At least part of the cargo, which is reported to include Katyusha rockets with a 12-mile range, anti-tank missiles and explosives, goes beyond the weaponry that the Palestinian Authority is allowed to acquire under its agreements with Israel.

The Israelis also seem confident that they have established a clear link between the weapons and officials - possibly senior ones - in the Palestinian Authority.

"We are witnessing a double game played by the PA leadership," the army chief of staff, Shaul Mofaz, said.

"It is a terrorist network, infected from head to toe by terror, that doesn't understand that it cannot make achievements using terror, especially after September 11."

The scale of the smuggling operation is unclear, and pre vious interceptions, such as the seizure of a boat off Gaza last May, have turned out to be less sensational than their initial presentation.

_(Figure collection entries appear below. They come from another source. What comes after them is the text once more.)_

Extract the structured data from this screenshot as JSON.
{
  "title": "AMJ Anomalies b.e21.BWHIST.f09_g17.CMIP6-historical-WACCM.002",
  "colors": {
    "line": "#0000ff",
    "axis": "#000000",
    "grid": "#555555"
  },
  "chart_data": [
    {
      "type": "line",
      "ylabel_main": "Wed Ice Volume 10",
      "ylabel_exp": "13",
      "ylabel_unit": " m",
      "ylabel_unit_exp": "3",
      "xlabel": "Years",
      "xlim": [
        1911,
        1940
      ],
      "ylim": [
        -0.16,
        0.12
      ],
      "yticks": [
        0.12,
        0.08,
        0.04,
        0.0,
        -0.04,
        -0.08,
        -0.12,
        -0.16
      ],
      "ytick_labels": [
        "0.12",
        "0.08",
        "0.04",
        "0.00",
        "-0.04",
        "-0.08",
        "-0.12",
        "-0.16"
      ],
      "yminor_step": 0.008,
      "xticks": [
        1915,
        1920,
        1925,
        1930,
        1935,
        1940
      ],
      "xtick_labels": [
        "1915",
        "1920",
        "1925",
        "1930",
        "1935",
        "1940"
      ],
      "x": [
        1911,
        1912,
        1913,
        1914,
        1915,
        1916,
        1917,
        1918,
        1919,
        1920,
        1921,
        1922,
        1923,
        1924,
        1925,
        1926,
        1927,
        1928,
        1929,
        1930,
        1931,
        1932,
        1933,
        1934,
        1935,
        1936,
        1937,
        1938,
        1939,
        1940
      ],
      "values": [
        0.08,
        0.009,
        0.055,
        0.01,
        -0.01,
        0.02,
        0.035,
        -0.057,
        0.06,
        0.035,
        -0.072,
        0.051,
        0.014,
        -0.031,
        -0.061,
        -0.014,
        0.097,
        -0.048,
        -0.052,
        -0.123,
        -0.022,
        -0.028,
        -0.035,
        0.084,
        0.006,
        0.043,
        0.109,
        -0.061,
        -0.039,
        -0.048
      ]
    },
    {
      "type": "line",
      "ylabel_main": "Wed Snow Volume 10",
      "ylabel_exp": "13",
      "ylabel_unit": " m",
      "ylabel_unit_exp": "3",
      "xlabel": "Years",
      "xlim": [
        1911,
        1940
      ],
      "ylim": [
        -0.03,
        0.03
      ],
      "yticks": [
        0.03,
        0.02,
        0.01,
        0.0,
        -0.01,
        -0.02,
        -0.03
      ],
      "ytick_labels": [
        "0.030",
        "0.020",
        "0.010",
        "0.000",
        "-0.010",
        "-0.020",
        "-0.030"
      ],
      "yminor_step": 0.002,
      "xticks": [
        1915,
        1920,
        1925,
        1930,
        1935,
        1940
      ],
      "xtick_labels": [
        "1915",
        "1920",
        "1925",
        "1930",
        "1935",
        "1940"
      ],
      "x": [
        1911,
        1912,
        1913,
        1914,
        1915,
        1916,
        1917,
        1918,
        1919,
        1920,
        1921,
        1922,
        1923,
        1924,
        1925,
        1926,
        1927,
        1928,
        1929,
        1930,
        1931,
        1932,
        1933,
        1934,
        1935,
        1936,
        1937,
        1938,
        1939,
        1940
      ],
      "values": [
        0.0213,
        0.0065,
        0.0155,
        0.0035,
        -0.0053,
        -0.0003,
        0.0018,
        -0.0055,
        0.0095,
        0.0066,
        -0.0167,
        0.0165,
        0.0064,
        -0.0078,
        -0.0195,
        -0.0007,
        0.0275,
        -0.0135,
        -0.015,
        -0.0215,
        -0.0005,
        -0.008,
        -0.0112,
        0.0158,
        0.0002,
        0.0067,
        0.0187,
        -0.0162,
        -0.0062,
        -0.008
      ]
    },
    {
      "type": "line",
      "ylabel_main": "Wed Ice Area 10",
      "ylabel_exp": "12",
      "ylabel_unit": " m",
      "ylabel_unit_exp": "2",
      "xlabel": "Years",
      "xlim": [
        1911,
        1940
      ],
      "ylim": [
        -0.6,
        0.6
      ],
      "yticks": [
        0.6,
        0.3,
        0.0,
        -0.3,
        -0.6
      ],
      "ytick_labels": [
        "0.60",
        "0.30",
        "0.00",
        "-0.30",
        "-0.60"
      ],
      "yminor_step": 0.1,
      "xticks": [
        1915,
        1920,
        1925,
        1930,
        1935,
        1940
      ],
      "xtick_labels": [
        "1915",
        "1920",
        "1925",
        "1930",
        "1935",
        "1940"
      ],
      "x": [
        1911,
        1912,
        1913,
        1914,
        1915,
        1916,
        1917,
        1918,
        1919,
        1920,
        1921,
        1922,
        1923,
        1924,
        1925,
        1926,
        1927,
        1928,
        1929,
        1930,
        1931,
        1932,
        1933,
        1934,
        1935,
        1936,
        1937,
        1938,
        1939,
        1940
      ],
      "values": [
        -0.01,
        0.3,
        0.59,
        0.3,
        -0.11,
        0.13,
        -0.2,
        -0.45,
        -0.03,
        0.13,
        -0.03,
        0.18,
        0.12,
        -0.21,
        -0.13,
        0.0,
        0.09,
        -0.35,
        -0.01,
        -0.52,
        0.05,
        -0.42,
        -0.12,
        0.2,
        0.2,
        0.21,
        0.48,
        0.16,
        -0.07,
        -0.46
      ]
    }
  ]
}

Mr Zinni was not sufficiently ruffled to cancel his meeting with Mr Arafat yesterday or to comment on the incident to the press.

Instead, he declared himself "optimistic" that conditions could be put in place for a ceasefire and an eventual return to political negotiations, as laid down last year in plans by the CIA chief, George Tenet, and the former US senator George Mitchell.

As a first step he announced that there would be a meeting of Palestinian and Israeli security chiefs tomorrow, which is precisely the path Mr Sharon does not want to take.

One intriguing question is why the vessel was intercepted so far from Israel - 300 miles, according to reports, which would place it between southern Egypt and Saudi Arabia.

According to Admiral Yedidya Ya'ari at yesterday's press conference, the seizure took place at or slightly beyond the limits of the Israeli military's normal operating range.

The timing may have been dictated less by operational necessities than by news management. To inform Mr Zinni of the discovery at a critical moment during his visit was certainly a smart move, and to hold a press conference the following day in the certainty that it would overshadow news of his talks with Mr Arafat was even smarter.

On the other hand Israel may have believed that the cargo was about to be unloaded. Adm Ya'ari said the weapons were packed in floating waterproof containers, ready to be dropped into the sea and picked up by smaller craft.

An alternative view is that Israel is trying to cash in on the "war against terrorism" and smear other Middle Eastern countries in the eyes of the US, thereby forcing it to distance itself from the Palestinian cause.

Earlier this week there were reports that the militant Palestinian organisation Hamas had been seeking weapons in Saudi Arabia.

Before news of the ship's seizure broke, Major-General Amos Gilad spoken of unusual efforts" by the Palestinians to smuggle high-quality arms, but he gave no details.

Meanwhile Israeli security sources told the newspaper Ha'aretz that Palestinian officials, some of them personal assistants to Mr Arafat, had embarked on weapons-buying trips to Arab states.

News agencies reported yesterday that the weapons seized were mainly supplied by Iran. Israel, the only nuclear power in the Middle East, has long complained of a nuclear threat from Iran.

The war of words between the two countries flared up at the end of last month after a speech by the former Iranian president Hashemi Rafsanjani, which the Israeli foreign minister, Shimon Peres, described as "bone-chilling".

Iranian newspapers quoted him saying: "If one day ... the world of Islam is mutually equipped with the kind of weapons which Israel presently possesses, the world's arrogant strategy will then come to a dead end, because the use of an atomic bomb on Israel won't leave anything."